Nevada has the newest buildings. Houses in the South and West generally tend to be newer. Houses in New York are oldest, along with several states in New England and the Midwest- notably Illinois, Iowa, and Ohio.

# Add geometry to a summary of a RECS variable and map it 
geom_map_recs <- function(df, var, map_title, legend_title, palette) {
  data_geom <- region_geometry %>%
    left_join(df, join_by(region == region_name))

  map_recs_var(data_geom, {{var}}, map_title, legend_title, palette)
}

# group by and summarize to get the regional means of a RECS variable
calc_recs_summary <- function(grouping, mean_var){
  recs %>%
  group_by({{grouping}}) %>%
  summarise(mean = mean({{mean_var}}))
}

What regions’ houses have air conditioning?

recs_aircon <- recs %>%
  count(region_name, aircon) %>%
  group_by(region_name) %>%
  mutate(total = sum(n),
         proportion_aircon = n / total) %>%
  filter(aircon == "Yes")

aircon_choropleth <- geom_map_recs(
  recs_aircon,
  proportion_aircon,
  "Proportion of Homes with Air Conditioning",
  "Propotion",
  "Blues"
)

aircon_choropleth

Air conditioning is nearly universal in the South, and is almost as common in the Midwest.

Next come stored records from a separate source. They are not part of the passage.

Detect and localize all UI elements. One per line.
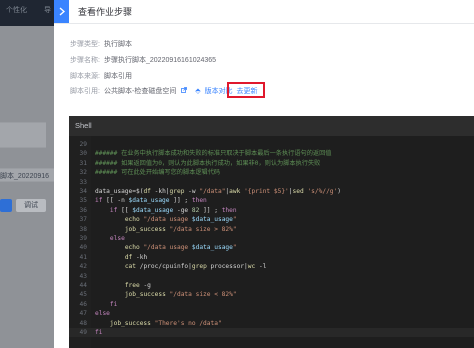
- code-text: job_success "/data size < 82%": [124, 291, 237, 299]
- code-line: 43: [69, 272, 474, 281]
- external-link-icon[interactable]: [181, 86, 188, 98]
- line-number: 43: [79, 272, 87, 280]
- line-number: 32: [79, 169, 87, 177]
- field-label: 步骤名称:: [70, 57, 100, 64]
- background-step-name: 脚本_20220916: [0, 173, 50, 180]
- code-line: 31 ###### 如果返回值为0，则认为此脚本执行成功，如果非0，则认为脚本执行…: [69, 159, 474, 168]
- background-primary-button: [0, 199, 12, 212]
- line-number: 36: [79, 206, 87, 214]
- code-text: if [[ -n $data_usage ]] ; then: [95, 197, 207, 205]
- line-number: 34: [79, 188, 87, 195]
- line-number: 49: [79, 329, 87, 336]
- code-line: 33: [69, 178, 474, 187]
- script-code-editor[interactable]: Shell 29 30 ###### 在业务中执行脚本成功和失败的标准只取决于脚本最…: [69, 116, 474, 348]
- script-reference-name: 公共脚本-检查磁盘空间: [104, 88, 177, 95]
- code-line: 32 ###### 可在此处开始编写您的脚本逻辑代码: [69, 168, 474, 177]
- code-line: 29: [69, 140, 474, 149]
- code-line: 36 if [[ $data_usage -ge 82 ]] ; then: [69, 206, 474, 215]
- code-line: 38 job_success "/data size > 82%": [69, 225, 474, 234]
- field-value: 执行脚本: [104, 41, 132, 48]
- code-text: else: [95, 310, 110, 318]
- code-text: echo "/data usage $data_usage": [124, 216, 237, 224]
- editor-tab-bar: Shell: [69, 116, 474, 136]
- code-line: 47 else: [69, 309, 474, 318]
- line-number: 47: [79, 310, 87, 318]
- field-label: 脚本来源:: [70, 73, 100, 80]
- background-debug-button: 调试: [16, 199, 46, 212]
- panel-divider: [54, 23, 474, 24]
- background-nav-item: 导: [44, 7, 51, 14]
- background-top-nav: 个性化 导: [0, 0, 54, 26]
- line-number: 44: [79, 282, 87, 289]
- code-text: ###### 如果返回值为0，则认为此脚本执行成功，如果非0，则认为脚本执行失败: [95, 159, 321, 167]
- line-number: 33: [79, 178, 87, 186]
- code-text: fi: [109, 300, 118, 308]
- code-line: 39 else: [69, 234, 474, 243]
- line-number: 35: [79, 197, 87, 205]
- code-text: fi: [95, 329, 103, 336]
- code-text: cat /proc/cpuinfo|grep processor|wc -l: [124, 263, 267, 271]
- code-line: 40 echo "/data usage $data_usage": [69, 243, 474, 252]
- line-number: 29: [79, 141, 87, 148]
- code-line: 37 echo "/data usage $data_usage": [69, 215, 474, 224]
- background-form: [0, 26, 54, 348]
- line-number: 31: [79, 159, 87, 167]
- field-value: 步骤执行脚本_20220916161024365: [104, 57, 217, 64]
- code-text: if [[ $data_usage -ge 82 ]] ; then: [109, 206, 237, 214]
- code-line: 42 cat /proc/cpuinfo|grep processor|wc -…: [69, 262, 474, 271]
- code-line: 44 free -g: [69, 281, 474, 290]
- code-line: 45 job_success "/data size < 82%": [69, 290, 474, 299]
- line-number: 42: [79, 263, 87, 271]
- line-number: 41: [79, 253, 87, 261]
- code-text: free -g: [124, 282, 151, 289]
- line-number: 38: [79, 225, 87, 233]
- code-text: ###### 在业务中执行脚本成功和失败的标准只取决于脚本最后一条执行语句的返回…: [95, 150, 332, 158]
- field-label: 脚本引用:: [70, 88, 100, 95]
- line-number: 48: [79, 319, 87, 327]
- line-number: 37: [79, 216, 87, 224]
- line-number: 46: [79, 300, 87, 308]
- code-text: job_success "/data size > 82%": [124, 225, 237, 233]
- line-number: 30: [79, 150, 87, 158]
- background-nav-item: 个性化: [6, 7, 27, 14]
- code-text: job_success "There's no /data": [109, 319, 222, 327]
- code-text: ###### 可在此处开始编写您的脚本逻辑代码: [95, 169, 221, 177]
- code-line: 41 df -kh: [69, 253, 474, 262]
- code-line: 48 job_success "There's no /data": [69, 319, 474, 328]
- background-field-box: [0, 122, 46, 148]
- field-label: 步骤类型:: [70, 41, 100, 48]
- chevron-right-icon[interactable]: [54, 0, 69, 23]
- compare-icon: ⬘: [195, 88, 201, 95]
- code-line: 49 fi: [69, 328, 474, 337]
- code-text: data_usage=$(df -kh|grep -w "/data"|awk …: [95, 188, 341, 195]
- code-text: echo "/data usage $data_usage": [124, 244, 237, 252]
- tab-shell[interactable]: Shell: [75, 116, 92, 136]
- code-line: 46 fi: [69, 300, 474, 309]
- line-number: 40: [79, 244, 87, 252]
- highlight-annotation-box: [227, 82, 265, 98]
- code-text: df -kh: [124, 253, 148, 261]
- panel-title: 查看作业步骤: [78, 7, 133, 17]
- code-line: 30 ###### 在业务中执行脚本成功和失败的标准只取决于脚本最后一条执行语句的…: [69, 149, 474, 158]
- line-number: 39: [79, 235, 87, 242]
- code-line: 34 data_usage=$(df -kh|grep -w "/data"|aw…: [69, 187, 474, 196]
- code-text: else: [109, 235, 125, 242]
- view-step-panel: 查看作业步骤 步骤类型: 执行脚本 步骤名称: 步骤执行脚本_202209161…: [54, 0, 474, 348]
- line-number: 45: [79, 291, 87, 299]
- code-line: 35 if [[ -n $data_usage ]] ; then: [69, 196, 474, 205]
- field-value: 脚本引用: [104, 73, 132, 80]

Its prevalence drops to around 80% in New England, and down to 75% in the West.

Which regions use more energy?

recs_tot_energy <- calc_recs_summary(region_name, TOTALBTU)

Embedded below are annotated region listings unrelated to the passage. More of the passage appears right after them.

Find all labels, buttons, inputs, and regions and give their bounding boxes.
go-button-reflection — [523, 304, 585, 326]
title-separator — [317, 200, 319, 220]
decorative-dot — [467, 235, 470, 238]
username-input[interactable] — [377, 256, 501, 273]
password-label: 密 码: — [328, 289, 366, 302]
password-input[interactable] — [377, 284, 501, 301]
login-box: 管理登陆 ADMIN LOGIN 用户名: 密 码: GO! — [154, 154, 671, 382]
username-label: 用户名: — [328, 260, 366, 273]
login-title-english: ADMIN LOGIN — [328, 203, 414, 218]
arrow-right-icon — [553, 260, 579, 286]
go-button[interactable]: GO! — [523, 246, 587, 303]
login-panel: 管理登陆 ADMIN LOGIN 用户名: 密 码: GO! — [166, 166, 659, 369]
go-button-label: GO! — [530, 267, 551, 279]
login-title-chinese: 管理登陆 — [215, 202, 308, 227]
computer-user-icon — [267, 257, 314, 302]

tot_energy_choropleth <- geom_map_recs(
  recs_tot_energy,
  mean,
  "Mean Energy Use by Region in 2015",
  "Mean Total Energy",
  "Reds"
) 

tot_energy_choropleth

New England and the Midwest overall use the most energy, followed by the South, with the West using least.

Which regions use more electricity?

recs_btu <- calc_recs_summary(region_name, BTUEL)
 
 btu_choropleth <- geom_map_recs(
  recs_btu,
   mean,
  "Mean Electrity Usage by Region in 2015",
  "Mean Electricity \nUse (thousand \nBtu)",
  "Purples"
)
 
 btu_choropleth

The South uses noticeably more air conditioning than other regions.

What about natural gas?

recs_btn <- calc_recs_summary(region_name, BTUNG)

 
btn_choropleth <- geom_map_recs(
  recs_btn,
  mean,
  "Mean Natural Gas Usage by Region in 2015",
  "Mean Natural \nGas Use\n(thousand Btu)",
  "Oranges"
) 

btn_choropleth

The Midwest uses notably more natural gas than other regions, followed by New England and the West.

Multivariate Analysis

btn_choropleth +
  geom_sf(data = centers, aes(size = med_year_built), color = "red") +
    scale_size(range = c(.5, 6)) +
  labs(size = "Median Year Built")

recs_sqft <- calc_recs_summary(region_name, TOTSQFT_EN)

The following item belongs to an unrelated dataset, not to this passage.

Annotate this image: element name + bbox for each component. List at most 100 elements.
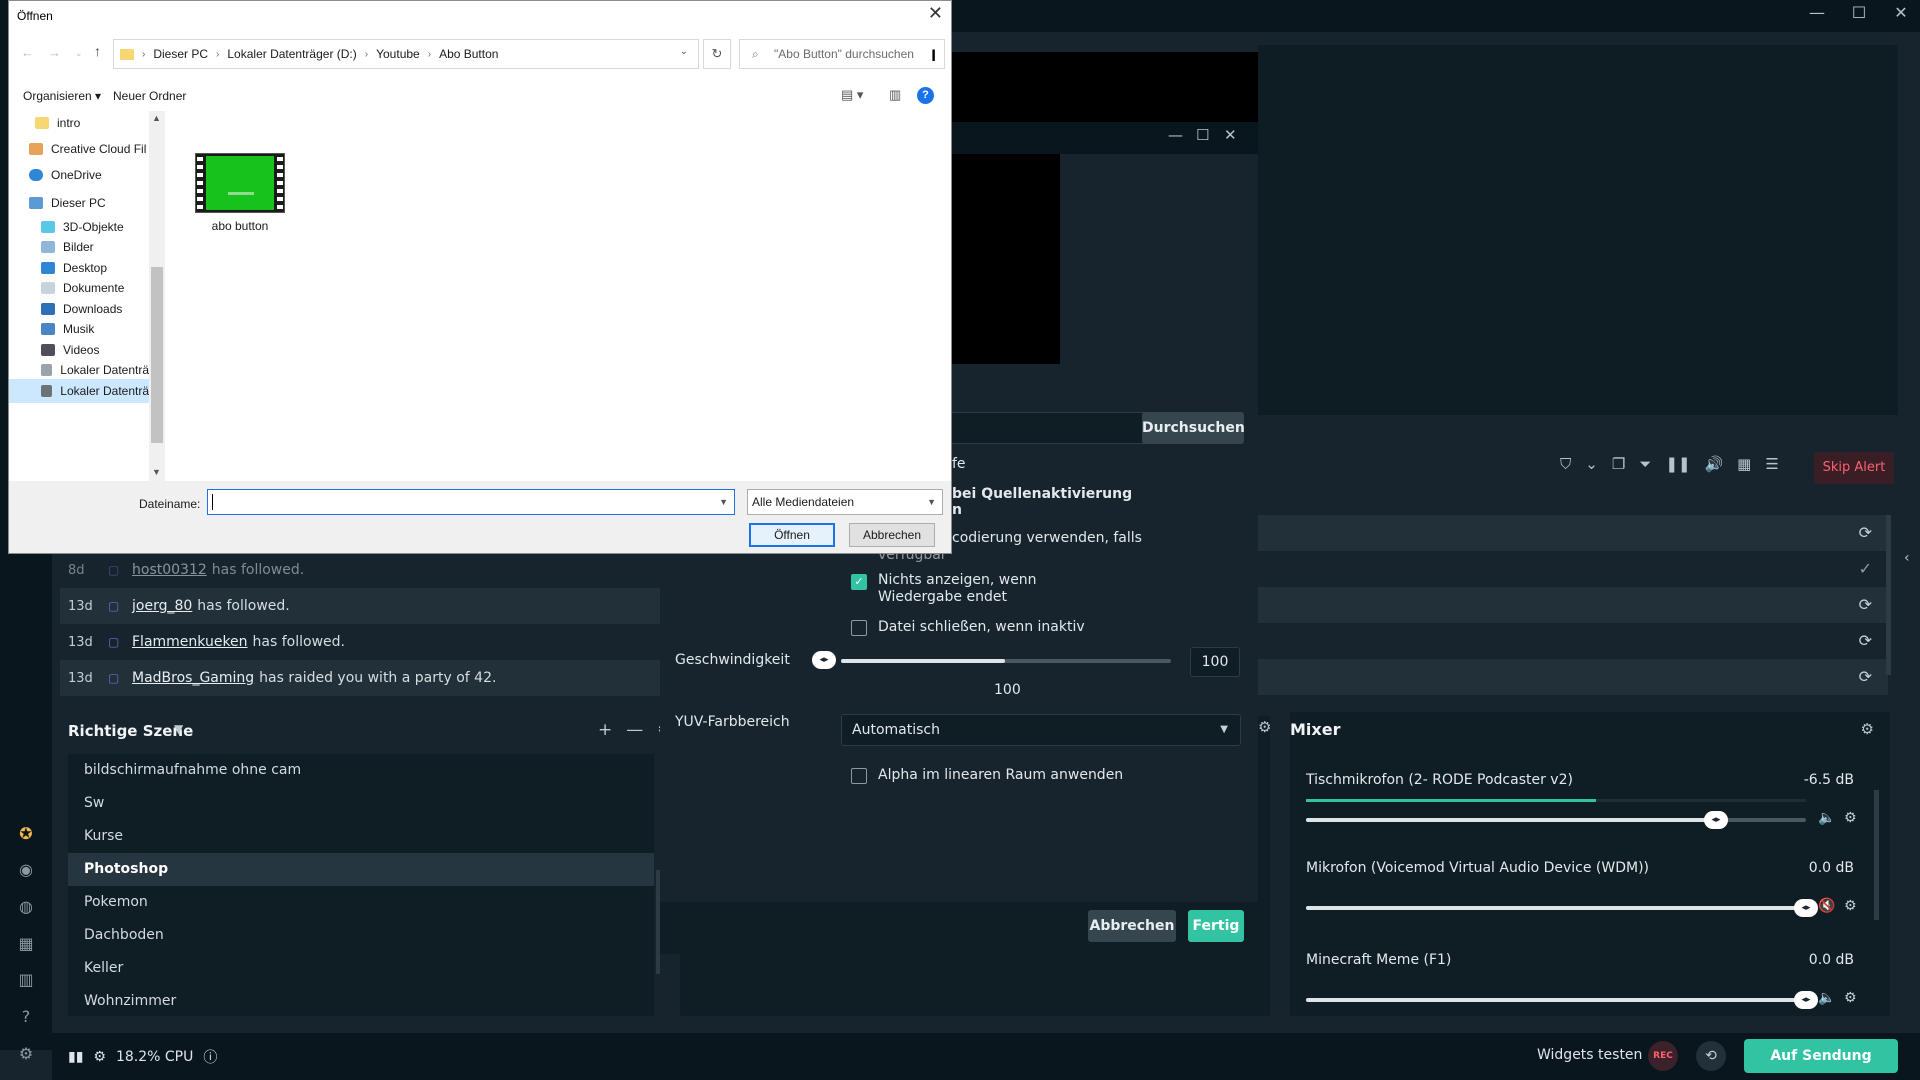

sqft_choropleth <- geom_map_recs(
  recs_sqft,
  mean,
  "Median Building Age and Square Footage of Residential Buildings by Region in 2015",
  "Mean Square Feet",
  "Purples"
) 

sqft_choropleth

sqft_choropleth +
  geom_sf(data = centers, aes(size = med_year_built), color = "blue") +
    scale_size(range = c(.5, 6)) +
  labs(size = "Median Year Built",
       caption = "Data sources: 2011-2015 ACS, US Census Bureau; 2015 RECS, US Energy Information Admininstration")

Figure 2: Midwestern homes tend to be larger, followed by New England homes, which also tend to be older. The South and West have relatively newer and smaller homes.